Oh dear. This is the part where The Equuschick concludes she is really NOT gritty.
The famous instrument analogy is used. Regardless of talent, who, in the end, is going to be more successful? The student who who got bored and played a different one each year, or the one who stayed with a single instrument throughout their entire education?
But then again, this is the part where Angela Duckworth and The Equuschick might part ways over the definition of success. Maybe. The Equuschick is still thinkin’ on it. Is it better to know everything about something, or a little bit about everything? It all depends on what you’re aiming for, and what you mean by success.
If you are gifted in a certain area, you may, with hard work, become excellent. But to truly be known as one of the Greats in that area where you’re gifted, Angela Duckworth is correct. You have to narrow in on it, to focus on it for a very long and sustained period of time.
And whether or not this is good for you, and whether or not you have truly achieved success if you are now considered to have achieved Greatness because of your accomplishments in this one area, regardless of the blows the rest of your life may have taken, is a serious question in and of itself. Just watch Shine.

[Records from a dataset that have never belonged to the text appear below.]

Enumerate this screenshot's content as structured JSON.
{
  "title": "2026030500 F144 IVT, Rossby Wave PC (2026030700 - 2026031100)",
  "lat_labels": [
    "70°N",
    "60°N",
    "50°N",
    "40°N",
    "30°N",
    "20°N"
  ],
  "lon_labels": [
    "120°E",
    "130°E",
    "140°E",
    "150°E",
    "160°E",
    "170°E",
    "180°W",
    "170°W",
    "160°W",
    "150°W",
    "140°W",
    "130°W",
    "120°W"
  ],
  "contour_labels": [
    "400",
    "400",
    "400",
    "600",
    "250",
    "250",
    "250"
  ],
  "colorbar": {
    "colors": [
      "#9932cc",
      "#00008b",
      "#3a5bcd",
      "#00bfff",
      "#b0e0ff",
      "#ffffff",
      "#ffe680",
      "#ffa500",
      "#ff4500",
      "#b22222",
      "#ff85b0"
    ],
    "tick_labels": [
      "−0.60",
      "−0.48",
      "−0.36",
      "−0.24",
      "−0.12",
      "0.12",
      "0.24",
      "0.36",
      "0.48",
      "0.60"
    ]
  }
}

Or consider, would you really want to be an Einstein after all?
But that is a personal question, for all of us to consider in an intensely personal context. But you need to consider it, for you and your children, so you’ll know what long-term goals you’re aiming for.
What gifts God has given us, He gave for a purpose and to squander them for lack of effort and application is indeed a tragic thing to do. And sustained focus and interest, those are very good things to learn.
The final question at hand is now how to teach these things to a younger generation. The DHM’s post remains an excellent place to start, as she covers most of the researching regarding teaching, praising, and encouraging effort and teaching a growth mindset instead of a fixed mindset.
But on a final note, right before The Equuschick started on this post she was doing her Bible reading, and coincidentally she found herself studying Grit again, but by another word. The oldest Source of all calls it endurance, and has this to say about it in Rom. 5:3-4. …knowing that suffering produces endurance, 4 and endurance produces character, and character produces hope.
How do we learn Endurance? By suffering, be it through a difficult algebra equation or an intense physical work-out or intense spiritual pain. Wherever we need to grow in life, we have learn to endure while we sweat and suffer.
Now this is interesting, because suffering and adversity are the very thing that as parents we are most eager to save our children from and yet we remain most eager for their success. But without the suffering there can be no lasting success.